There are thousands of cancer support services available in the UK that address a wide range of areas, including emotional support and practical help with day-to-day tasks as well as medical aid. Unfortunately, large numbers of people are entirely unaware of them.
According to a recent YouGov survey 51% of people don’t know that there are emotional support services available for people with cancer, even though 49% of people diagnosed with the disease suffer from some kind of mental health problem. Men in particular were unaware that services like support groups and therapy are available, with only 36% of men knowing they were on offer after a cancer diagnosis.
To help people find the support they need, the charity Dimbleby Cancer Care has created the cancer care map, where you can enter your postcode and discover the range of services near you.

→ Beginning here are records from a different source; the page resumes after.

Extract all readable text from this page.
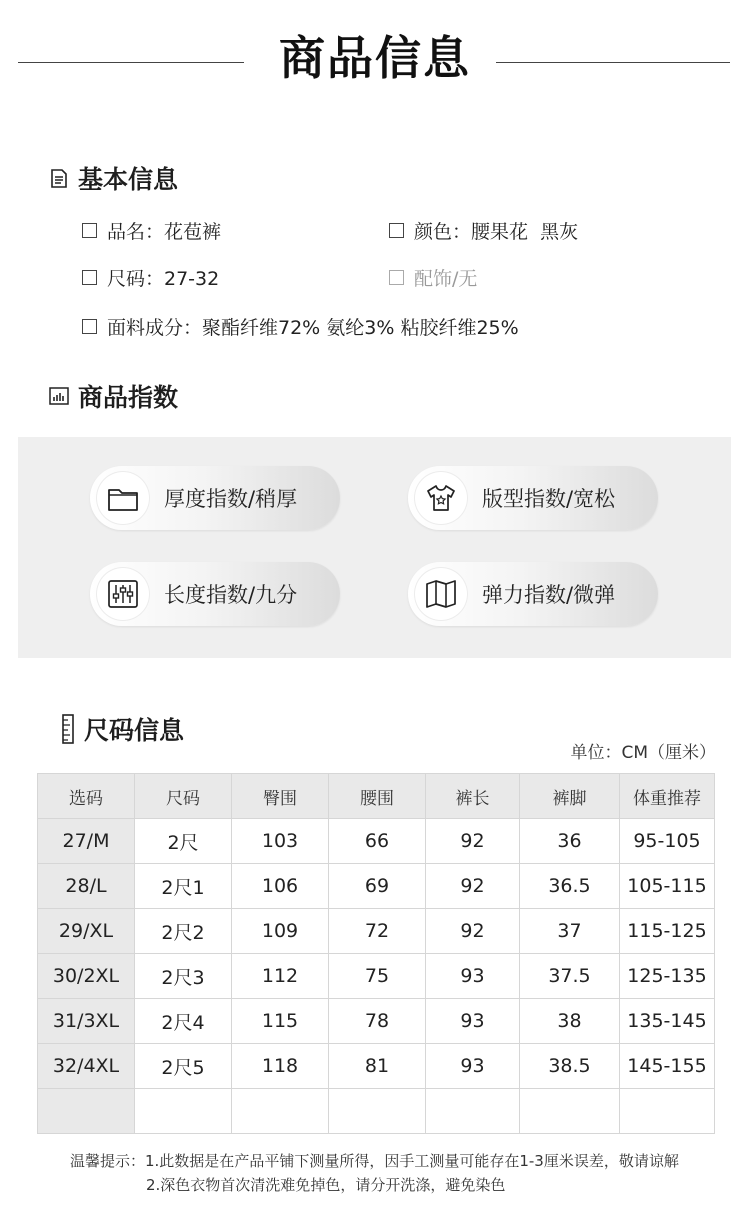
商品信息
基本信息
品名：花苞裤	颜色：腰果花  黑灰
尺码：27-32	配饰/无
面料成分：聚酯纤维72% 氨纶3% 粘胶纤维25%
商品指数
厚度指数/稍厚	版型指数/宽松
长度指数/九分	弹力指数/微弹
尺码信息
单位：CM（厘米）
选码	尺码	臀围	腰围	裤长	裤脚	体重推荐
27/M	2尺	103	66	92	36	95-105
28/L	2尺1	106	69	92	36.5	105-115
29/XL	2尺2	109	72	92	37	115-125
30/2XL	2尺3	112	75	93	37.5	125-135
31/3XL	2尺4	115	78	93	38	135-145
32/4XL	2尺5	118	81	93	38.5	145-155

温馨提示：1.此数据是在产品平铺下测量所得，因手工测量可能存在1-3厘米误差，敬请谅解
2.深色衣物首次清洗难免掉色，请分开洗涤，避免染色
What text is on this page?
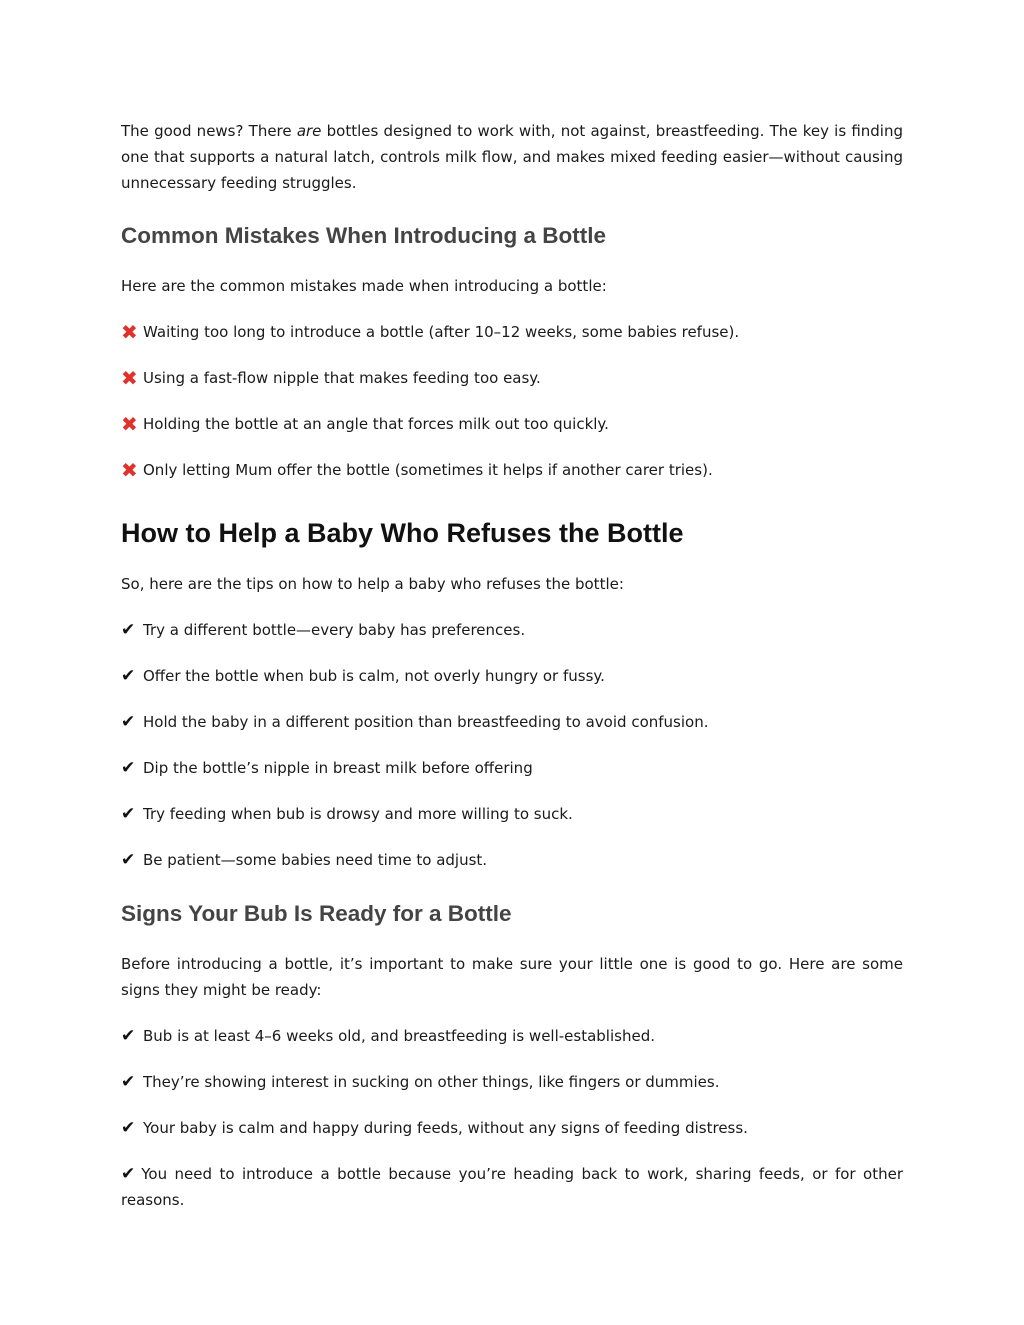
The good news? There are bottles designed to work with, not against, breastfeeding. The key is finding one that supports a natural latch, controls milk flow, and makes mixed feeding easier—without causing unnecessary feeding struggles.

Common Mistakes When Introducing a Bottle

Here are the common mistakes made when introducing a bottle:

✖ Waiting too long to introduce a bottle (after 10–12 weeks, some babies refuse).
✖ Using a fast-flow nipple that makes feeding too easy.
✖ Holding the bottle at an angle that forces milk out too quickly.
✖ Only letting Mum offer the bottle (sometimes it helps if another carer tries).
How to Help a Baby Who Refuses the Bottle

So, here are the tips on how to help a baby who refuses the bottle:

✔ Try a different bottle—every baby has preferences.
✔ Offer the bottle when bub is calm, not overly hungry or fussy.
✔ Hold the baby in a different position than breastfeeding to avoid confusion.
✔ Dip the bottle’s nipple in breast milk before offering
✔ Try feeding when bub is drowsy and more willing to suck.
✔ Be patient—some babies need time to adjust.
Signs Your Bub Is Ready for a Bottle

Before introducing a bottle, it’s important to make sure your little one is good to go. Here are some signs they might be ready:

✔ Bub is at least 4–6 weeks old, and breastfeeding is well-established.
✔ They’re showing interest in sucking on other things, like fingers or dummies.
✔ Your baby is calm and happy during feeds, without any signs of feeding distress.

✔ You need to introduce a bottle because you’re heading back to work, sharing feeds, or for other reasons.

Frazer Scott, who was diagnosed with testicular cancer in 2014, found a mindfulness course by contacting Dimbleby Cancer Care. This taught him techniques that helped him deal with panic attacks he had started suffering after chemotherapy.
It’s exactly these kind of services that people might not expect to be available, but can make a significant difference to their experience of having cancer. You can find complementary therapies like massage and reflexology alongside places to get advice on your diet and exercise.
There are also counselling, psychotherapy, support groups and other emotional support services listed on the map, as well as practical help like advice on how to get financial aid. The range of services is vast and you could find help in places you’d never have thought of before.
The map was created when Jonathan Dimbleby, chair of Dimbleby Cancer Care, realised how hard it was to find local services.
“Five years ago, a friend asked me to find cancer services for his wife,” says Dimbleby. “I realised very quickly that this was frighteningly difficult to do, and that there was no comprehensive resource to help me. At Dimbleby Cancer Care, we wanted to create our own site to make sure that nobody facing cancer goes without the care they need; all you would need is an internet connection and a postcode.”